Di meja makan semua sudah berkumpul untuk melakukan rutinitas paginya yaitu sarapan. Hidangan yang mampu membuat perut Gilang berdisco sudah tersedia di meja makan.
"pagi pa..ma..kak.." sapa Gilang kepada seluruh keluarganya yang sudah duduk manis di kursinya masing-masing.
"pagi.." jawab mereka serentak bak paduan suara.
"kamu sudah mau berangkat sekolah lang..?" tanya Rizka yang menyodorkan seporsi nasi goreng ke arah Gilang, yang langsung di sambut dengan senang hati oleh Gilang.

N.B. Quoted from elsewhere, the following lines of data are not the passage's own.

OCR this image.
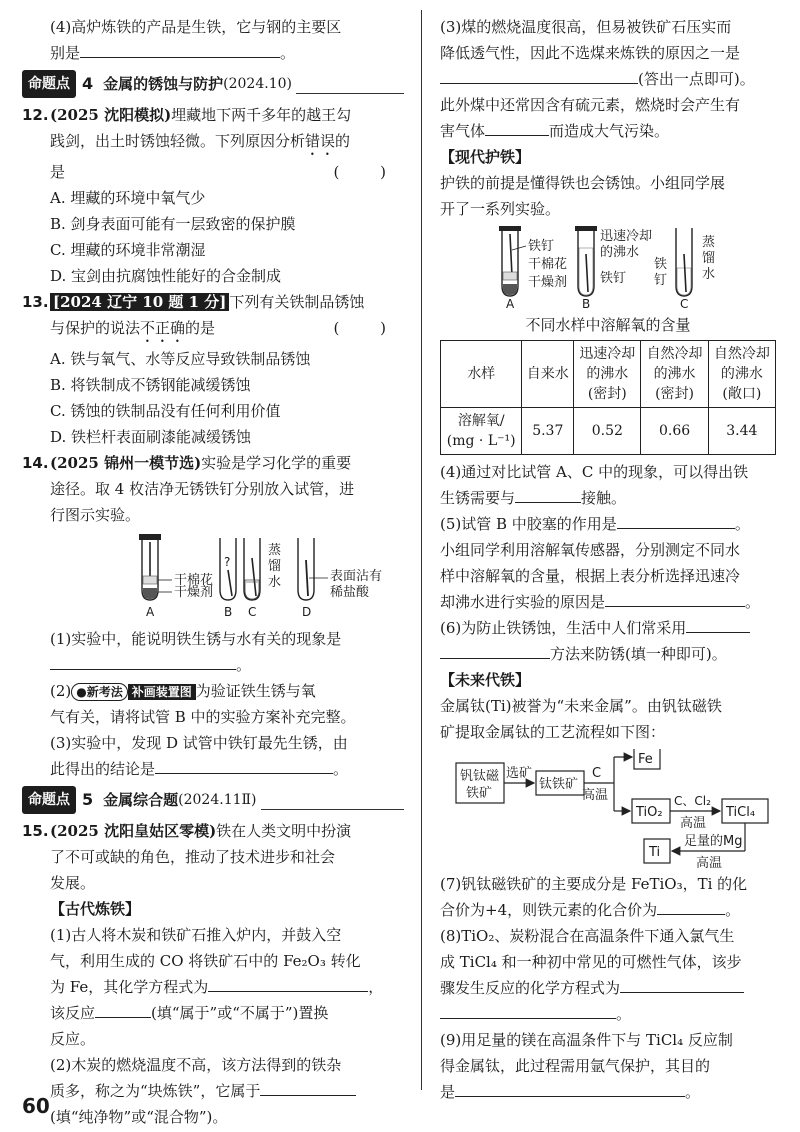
(4)高炉炼铁的产品是生铁，它与钢的主要区

别是	。

命题点 4 金属的锈蚀与防护 (2024.10)
12. (2025 沈阳模拟)埋藏地下两千多年的越王勾

践剑，出土时锈蚀轻微。下列原因分析错误的

是	( )

A. 埋藏的环境中氧气少

B. 剑身表面可能有一层致密的保护膜

C. 埋藏的环境非常潮湿

D. 宝剑由抗腐蚀性能好的合金制成

13. [2024 辽宁 10 题 1 分] 下列有关铁制品锈蚀

与保护的说法不正确的是	( )

A. 铁与氧气、水等反应导致铁制品锈蚀

B. 将铁制成不锈钢能减缓锈蚀

C. 锈蚀的铁制品没有任何利用价值

D. 铁栏杆表面刷漆能减缓锈蚀

14. (2025 锦州一模节选)实验是学习化学的重要

途径。取 4 枚洁净无锈铁钉分别放入试管，进

行图示实验。

干棉花
干燥剂
A
?
B
蒸
馏
水
C
表面沾有
稀盐酸
D

(1)实验中，能说明铁生锈与水有关的现象是

。

(2) ●新考法 补画装置图 为验证铁生锈与氧

气有关，请将试管 B 中的实验方案补充完整。

(3)实验中，发现 D 试管中铁钉最先生锈，由

此得出的结论是	。

命题点 5 金属综合题 (2024.11Ⅱ)
15. (2025 沈阳皇姑区零模)铁在人类文明中扮演

了不可或缺的角色，推动了技术进步和社会

发展。

【古代炼铁】

(1)古人将木炭和铁矿石推入炉内，并鼓入空

气，利用生成的 CO 将铁矿石中的 Fe₂O₃ 转化

为 Fe，其化学方程式为	，

该反应	(填“属于”或“不属于”)置换

反应。

(2)木炭的燃烧温度不高，该方法得到的铁杂

质多，称之为“块炼铁”，它属于

(填“纯净物”或“混合物”)。

(3)煤的燃烧温度很高，但易被铁矿石压实而

降低透气性，因此不选煤来炼铁的原因之一是

(答出一点即可)。

此外煤中还常因含有硫元素，燃烧时会产生有

害气体	而造成大气污染。

【现代护铁】

护铁的前提是懂得铁也会锈蚀。小组同学展

开了一系列实验。

铁钉
干棉花
干燥剂
A
迅速冷却
的沸水
铁钉
B
铁
钉
蒸
馏
水
C

不同水样中溶解氧的含量

水样	自来水	迅速冷却
的沸水
(密封)	自然冷却
的沸水
(密封)	自然冷却
的沸水
(敞口)
溶解氧/
(mg · L⁻¹)	5.37	0.52	0.66	3.44

(4)通过对比试管 A、C 中的现象，可以得出铁

生锈需要与	接触。

(5)试管 B 中胶塞的作用是	。

小组同学利用溶解氧传感器，分别测定不同水

样中溶解氧的含量，根据上表分析选择迅速冷

却沸水进行实验的原因是	。

(6)为防止铁锈蚀，生活中人们常采用

方法来防锈(填一种即可)。

【未来代铁】

金属钛(Ti)被誉为“未来金属”。由钒钛磁铁

矿提取金属钛的工艺流程如下图：

钒钛磁
铁矿
选矿
钛铁矿
C
高温
Fe
TiO₂
C、Cl₂
高温
TiCl₄
足量的Mg
高温
Ti

(7)钒钛磁铁矿的主要成分是 FeTiO₃，Ti 的化

合价为+4，则铁元素的化合价为	。

(8)TiO₂、炭粉混合在高温条件下通入氯气生

成 TiCl₄ 和一种初中常见的可燃性气体，该步

骤发生反应的化学方程式为

。

(9)用足量的镁在高温条件下与 TiCl₄ 反应制

得金属钛，此过程需用氩气保护，其目的

是	。

60
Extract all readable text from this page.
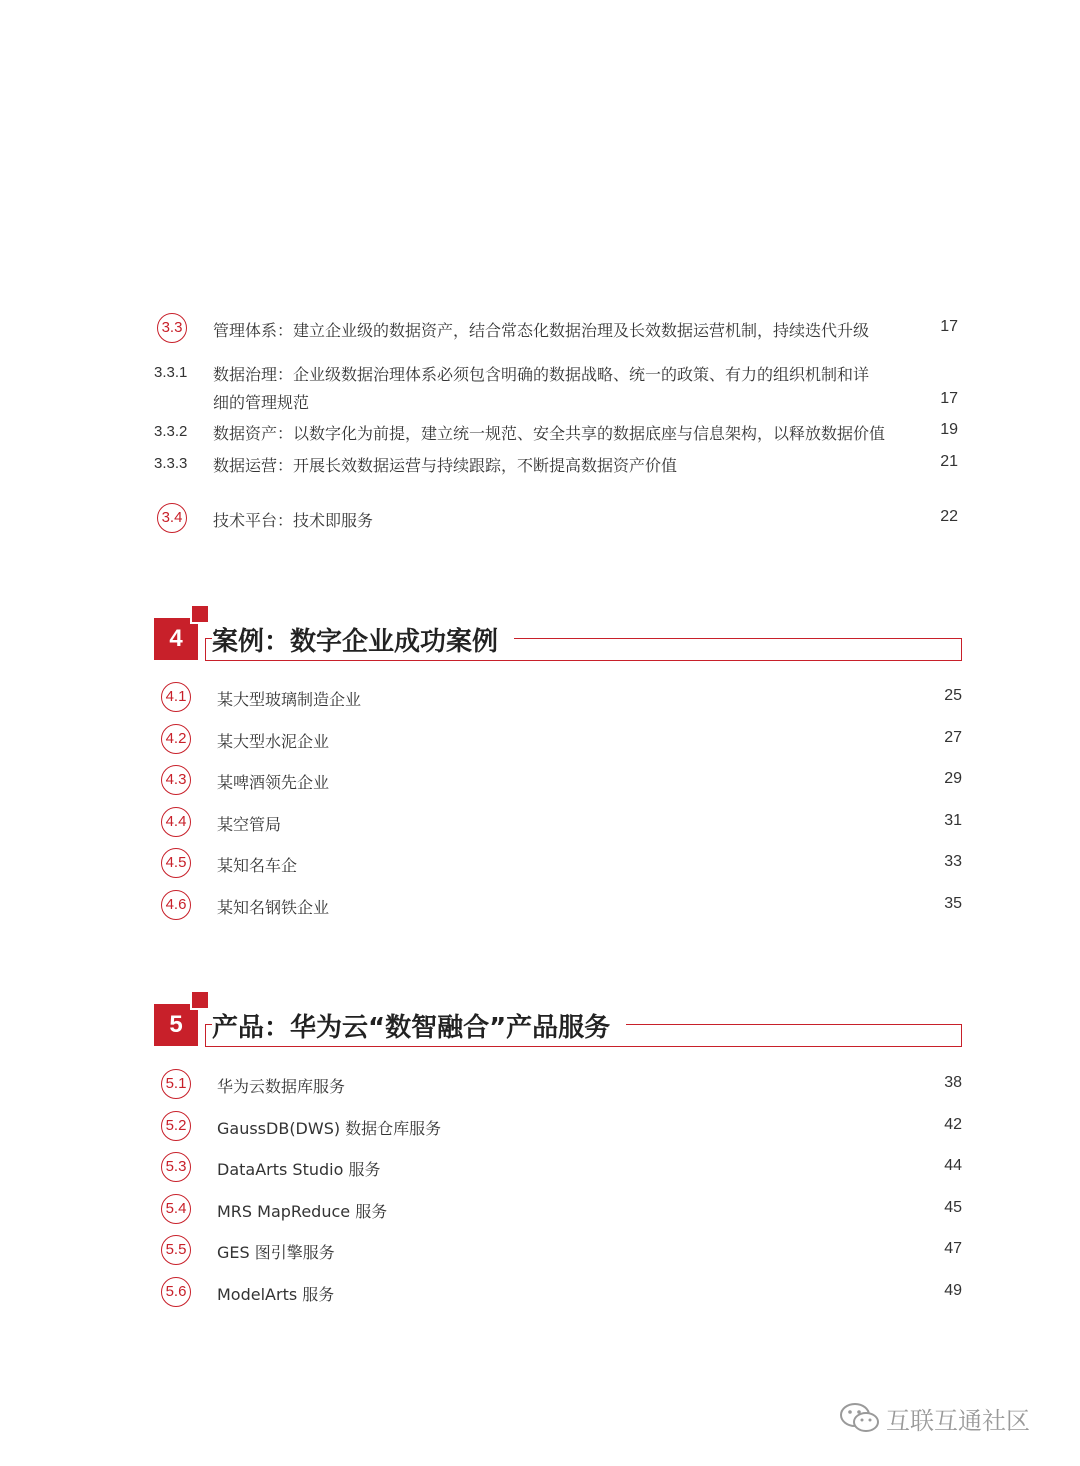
3.3 管理体系：建立企业级的数据资产，结合常态化数据治理及长效数据运营机制，持续迭代升级	17
3.3.1 数据治理：企业级数据治理体系必须包含明确的数据战略、统一的政策、有力的组织机制和详
细的管理规范	17
3.3.2 数据资产：以数字化为前提，建立统一规范、安全共享的数据底座与信息架构，以释放数据价值	19
3.3.3 数据运营：开展长效数据运营与持续跟踪，不断提高数据资产价值	21
3.4 技术平台：技术即服务	22
4	案例：数字企业成功案例
4.1 某大型玻璃制造企业	25
4.2 某大型水泥企业	27
4.3 某啤酒领先企业	29
4.4 某空管局	31
4.5 某知名车企	33
4.6 某知名钢铁企业	35
5	产品：华为云“数智融合”产品服务
5.1 华为云数据库服务	38
5.2 GaussDB(DWS) 数据仓库服务	42
5.3 DataArts Studio 服务	44
5.4 MRS MapReduce 服务	45
5.5 GES 图引擎服务	47
5.6 ModelArts 服务	49
互联互通社区
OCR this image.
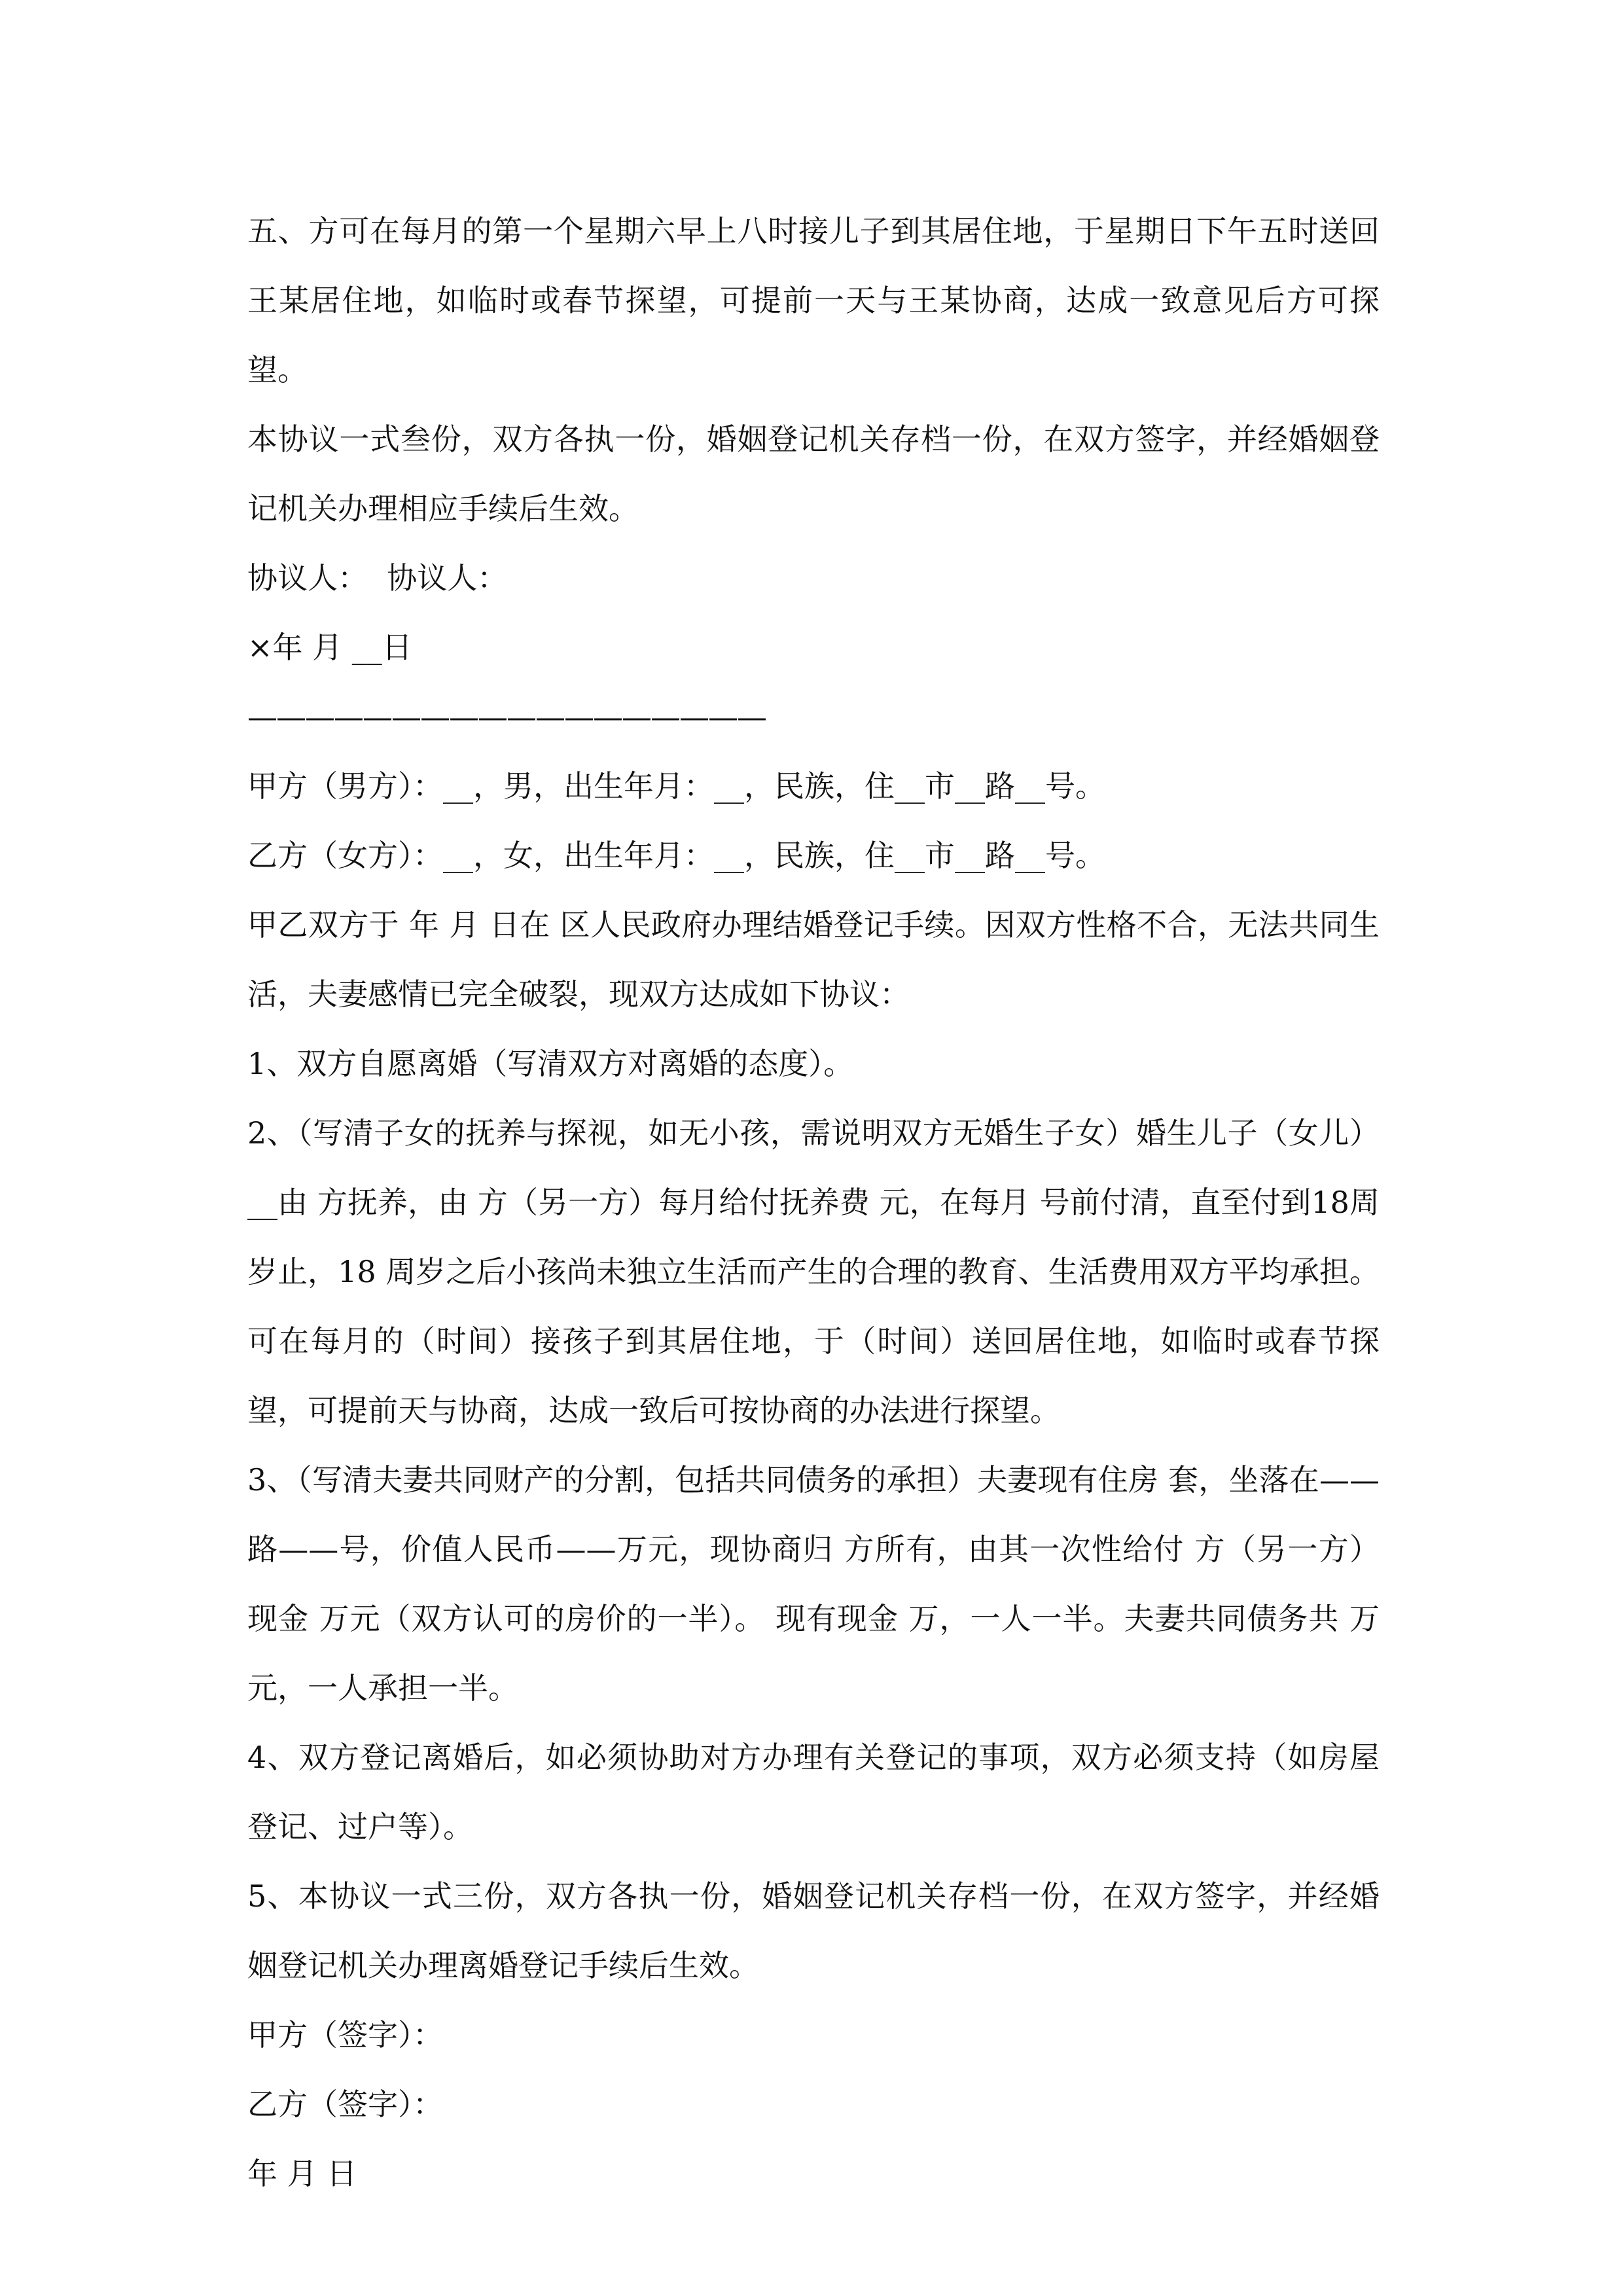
五、方可在每月的第一个星期六早上八时接儿子到其居住地，于星期日下午五时送回王某居住地，如临时或春节探望，可提前一天与王某协商，达成一致意见后方可探望。

本协议一式叁份，双方各执一份，婚姻登记机关存档一份，在双方签字，并经婚姻登记机关办理相应手续后生效。

协议人：  协议人：

×年 月 __日

——————————————————

甲方（男方）：__，男，出生年月：__，民族，住__市__路__号。

乙方（女方）：__，女，出生年月：__，民族，住__市__路__号。

甲乙双方于 年 月 日在 区人民政府办理结婚登记手续。因双方性格不合，无法共同生活，夫妻感情已完全破裂，现双方达成如下协议：

1、双方自愿离婚（写清双方对离婚的态度）。

2、（写清子女的抚养与探视，如无小孩，需说明双方无婚生子女）婚生儿子（女儿）__由 方抚养，由 方（另一方）每月给付抚养费 元，在每月 号前付清，直至付到18周岁止，18 周岁之后小孩尚未独立生活而产生的合理的教育、生活费用双方平均承担。可在每月的（时间）接孩子到其居住地，于（时间）送回居住地，如临时或春节探望，可提前天与协商，达成一致后可按协商的办法进行探望。

3、（写清夫妻共同财产的分割，包括共同债务的承担）夫妻现有住房 套，坐落在——路——号，价值人民币——万元，现协商归 方所有，由其一次性给付 方（另一方）现金 万元（双方认可的房价的一半）。 现有现金 万，一人一半。夫妻共同债务共 万元，一人承担一半。

4、双方登记离婚后，如必须协助对方办理有关登记的事项，双方必须支持（如房屋登记、过户等）。

5、本协议一式三份，双方各执一份，婚姻登记机关存档一份，在双方签字，并经婚姻登记机关办理离婚登记手续后生效。

甲方（签字）：

乙方（签字）：

年 月 日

"iya. Gilang udah bosan banget di rumah. Gue juga udah kangen sama teman-teman". Jawab Gilang.
"ya udah. Tapi jangan nakal, itu obatnya juga jangan lupa di minum. Bekalnya juga jangan lupa di bawa" titah Rizka yang hanya mendapatkan anggukan dari Gilang.
"oh ya ma.. Paa Saga nanti pulangnya agak maleman, soalnya ada rapat osis" ucap Saga yang sedari tadi diam saja.
"ya udah kamu pulangnya nanti hati-hati.." balas Adit sambil mengusap bibirnya dengan tisu lalu bangkit untuk mengambil peralatan yang akan ia bawa ke rumah sakit. Setelah itu pamit kepada istri dan kedua anaknya.
"papa keknya sibuk banget.." keluh Gilang setelah melihat Adit keluar dengan tergesa-gesa.
"maklumlah Lang, papamu itukan lagi banyak-banyaknya pasien..".
"tapi papa jadi kurang istirahatnya. Karena itulah Gilang gak mau jadi dokter. Gak kuat" Rizka dan Saga hanya menggelengkan kepalanya.
"emang lo mau jadi apa?" tanya Saga yang mendadak penasaran dengan cita-cita Gilang.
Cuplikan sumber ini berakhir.